Figure 6.1: Original image from Peter J. Russell, iGenetics: Copyright © Pearson Education, Inc., publishing as Benjamin Cummings. Additional annotation added here for clarity.


6.2 Splicing

The second step in pre-mRNA processing is the removal of or splicing out of introns and the merging or joining of the flanking exons on either side. Introns are spliced out by the spliceosome. In brief, specific components of the spliceosome first bind to the 5’ splice site then the 3’ splice site. Then the spliceosome pulls the two adjacent exons together to facilitate excision of the intron and fusion of the two exons (Figure 6.2).


From Schneider et al. 2010. The spliceosome includes the U1, U2, U4, U5 and U6 small nuclear ribonucleoproteins (snRNPs). SR proteins (in red) and splicing enhancer sequences within the exon are also utilized for accurate splicing. THis is particularly important with long introns.

Figure 6.2: From Schneider et al. 2010. The spliceosome includes the U1, U2, U4, U5 and U6 small nuclear ribonucleoproteins (snRNPs). SR proteins (in red) and splicing enhancer sequences within the exon are also utilized for accurate splicing. THis is particularly important with long introns.


To identify cis-acting sequences required for splicing, scientists have created multiple sequence alignments involving the 5’ and 3’ ends of of introns. The result of one such analysis is displayed below as a sequence logo (Figure 6.3). This particular sequence logo was created by aligning the 5’ and 3’ ends of all human introns below a certain length. This sequence logo clearly illustrates that the first and last two nucleotides of nearly all eukaryotic introns are GT and AG, respectively.

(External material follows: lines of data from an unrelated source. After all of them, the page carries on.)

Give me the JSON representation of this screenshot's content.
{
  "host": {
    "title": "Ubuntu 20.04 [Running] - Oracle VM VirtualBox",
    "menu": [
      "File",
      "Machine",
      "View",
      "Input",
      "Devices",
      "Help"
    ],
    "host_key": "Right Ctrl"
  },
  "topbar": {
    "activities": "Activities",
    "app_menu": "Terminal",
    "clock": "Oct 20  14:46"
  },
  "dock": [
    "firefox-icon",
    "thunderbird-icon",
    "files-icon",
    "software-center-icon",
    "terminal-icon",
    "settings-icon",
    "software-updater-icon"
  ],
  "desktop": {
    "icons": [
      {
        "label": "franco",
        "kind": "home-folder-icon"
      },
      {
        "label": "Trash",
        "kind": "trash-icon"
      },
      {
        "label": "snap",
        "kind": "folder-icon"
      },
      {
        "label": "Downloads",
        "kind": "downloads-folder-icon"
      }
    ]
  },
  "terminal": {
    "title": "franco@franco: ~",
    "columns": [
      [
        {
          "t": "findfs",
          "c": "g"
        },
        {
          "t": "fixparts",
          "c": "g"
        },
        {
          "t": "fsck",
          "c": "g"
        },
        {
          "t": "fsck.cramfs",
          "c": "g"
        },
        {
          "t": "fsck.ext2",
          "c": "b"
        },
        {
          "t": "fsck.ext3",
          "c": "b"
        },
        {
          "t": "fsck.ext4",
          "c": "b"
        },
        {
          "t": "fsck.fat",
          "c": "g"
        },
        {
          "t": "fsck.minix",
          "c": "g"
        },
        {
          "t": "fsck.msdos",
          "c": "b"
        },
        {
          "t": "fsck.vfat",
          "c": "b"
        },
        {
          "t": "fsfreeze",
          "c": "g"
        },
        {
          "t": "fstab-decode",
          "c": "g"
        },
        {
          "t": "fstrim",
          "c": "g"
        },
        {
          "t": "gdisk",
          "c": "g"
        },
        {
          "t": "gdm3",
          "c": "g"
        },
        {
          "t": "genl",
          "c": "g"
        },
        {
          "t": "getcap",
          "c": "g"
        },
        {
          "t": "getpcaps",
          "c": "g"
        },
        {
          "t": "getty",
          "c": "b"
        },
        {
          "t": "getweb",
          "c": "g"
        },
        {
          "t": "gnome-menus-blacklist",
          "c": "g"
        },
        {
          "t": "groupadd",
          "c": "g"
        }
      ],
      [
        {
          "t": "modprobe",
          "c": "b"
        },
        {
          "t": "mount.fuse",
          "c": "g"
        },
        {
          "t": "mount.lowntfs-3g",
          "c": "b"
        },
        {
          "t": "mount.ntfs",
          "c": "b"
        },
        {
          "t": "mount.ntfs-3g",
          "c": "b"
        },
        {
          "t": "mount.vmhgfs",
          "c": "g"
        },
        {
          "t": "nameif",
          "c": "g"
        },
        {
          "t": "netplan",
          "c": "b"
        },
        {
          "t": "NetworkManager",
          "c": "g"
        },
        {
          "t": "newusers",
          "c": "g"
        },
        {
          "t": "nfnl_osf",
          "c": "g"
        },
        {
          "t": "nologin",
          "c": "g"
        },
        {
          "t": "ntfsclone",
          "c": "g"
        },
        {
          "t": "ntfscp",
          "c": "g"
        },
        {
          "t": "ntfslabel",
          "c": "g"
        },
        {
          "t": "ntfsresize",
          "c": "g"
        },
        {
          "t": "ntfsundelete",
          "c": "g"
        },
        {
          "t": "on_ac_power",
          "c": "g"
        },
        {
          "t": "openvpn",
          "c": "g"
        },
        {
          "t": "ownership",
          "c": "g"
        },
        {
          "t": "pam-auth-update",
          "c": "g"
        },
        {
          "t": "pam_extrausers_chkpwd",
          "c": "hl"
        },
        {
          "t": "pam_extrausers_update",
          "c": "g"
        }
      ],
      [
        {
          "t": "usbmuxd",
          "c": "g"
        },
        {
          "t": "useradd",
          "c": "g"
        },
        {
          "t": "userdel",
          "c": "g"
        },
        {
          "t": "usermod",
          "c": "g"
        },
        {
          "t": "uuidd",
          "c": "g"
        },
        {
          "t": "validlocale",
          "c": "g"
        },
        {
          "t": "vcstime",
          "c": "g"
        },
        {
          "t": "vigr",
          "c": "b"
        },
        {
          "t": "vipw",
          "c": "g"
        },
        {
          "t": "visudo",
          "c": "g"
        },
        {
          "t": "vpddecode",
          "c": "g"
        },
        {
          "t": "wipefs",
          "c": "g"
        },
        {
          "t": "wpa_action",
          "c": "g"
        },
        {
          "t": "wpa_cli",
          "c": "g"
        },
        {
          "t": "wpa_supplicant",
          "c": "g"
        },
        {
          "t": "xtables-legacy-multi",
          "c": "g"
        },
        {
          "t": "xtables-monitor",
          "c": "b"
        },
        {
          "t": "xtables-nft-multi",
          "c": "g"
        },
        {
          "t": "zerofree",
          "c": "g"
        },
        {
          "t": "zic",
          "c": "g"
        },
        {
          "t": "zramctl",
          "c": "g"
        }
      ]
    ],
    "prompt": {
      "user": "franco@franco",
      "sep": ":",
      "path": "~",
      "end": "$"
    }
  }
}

The GT (or GU as it is found in the unspliced RNA) is at the 5’ end of the intron and is called the 5’ splice site (SS) or splice donor site. The AG is at the 3’ end of the intron and is called the 3’ splice site (SS) or splice acceptor site. Moreover, additional sequences surrounding the 5’ and 3’ splice sites are enriched for certain nucleotides. This sequence conservation indicates that these sequences are critical for splicing. In fact, we now know that the snRNA components of the spliceosome hybridize to the 5’ and 3’ splice sites. Moreover, mutations that map to the 5’ and 3’ splice sites in genes known to cause human disease are typically pathogenic38.


This sequence logo was created by aligning 5' and 3' splice site junctions of *all* human introns below a certain size. The Y axis represents frequency. The intron is bracketed as shown. Modified from Lim and Burge 2001.

Figure 6.3: This sequence logo was created by aligning 5’ and 3’ splice site junctions of all human introns below a certain size. The Y axis represents frequency. The intron is bracketed as shown. Modified from Lim and Burge 2001.

6.2.1 Test Your Understanding


Click the link above to see the TYU questions.


6.3 Intron position - Anything is possible

A common misconception about splicing is that introns are positioned between codons. Not true. When introns first “invaded” genomes they did so randomly, “blind” to the concept of a codon. In fact, the first intron of BBS1 splits codon 16 after the second nucleotide of the codon (See Figure 6.4). What are the consequences in the display? Notice that the last codons of exon one code for amino acids C-G-A-E-S. You can also find this sequence in the +3 reading frame except there is an R instead of the final S! This is because the last nucleotide of the codon that codes for R is in the intron! This will be spliced out! Because of splicing, the last nucleotide of codon 16 is at the beginning of exon 2! You can use the three reading frame display to figure out what would happen if intron one of BBS1 was not spliced out. Given that the ribosome cannot distinguish exon from intron (it’s just RNA), it would continue to translate the +3 reading frame as if it were coding sequence. As a result, a single incorrect amino acid (R) would be added to the growing polypeptide chain before a stop codon would be encountered! This underscores the importance that splicing be precise. One mistake and the reading frame of an mRNA will likely get thrown out of whack. This explains why splice site mutations are often pathogenic in human disease genes.


This is a close up view of the exon/intron junction of exon 1 for BBS1. Notice there is an S (serine) in the BBS1 polypeptide at the end of exon 1 while there is an R in the +3 reading frame! The descrepcancy is due to the fact that the last nucleotide of the codon that codes for R is in the intron which will be spliced out. The real last nucleotide of this codon is at the beginning of exon 2!

Figure 6.4: This is a close up view of the exon/intron junction of exon 1 for BBS1. Notice there is an S (serine) in the BBS1 polypeptide at the end of exon 1 while there is an R in the +3 reading frame! The descrepcancy is due to the fact that the last nucleotide of the codon that codes for R is in the intron which will be spliced out. The real last nucleotide of this codon is at the beginning of exon 2!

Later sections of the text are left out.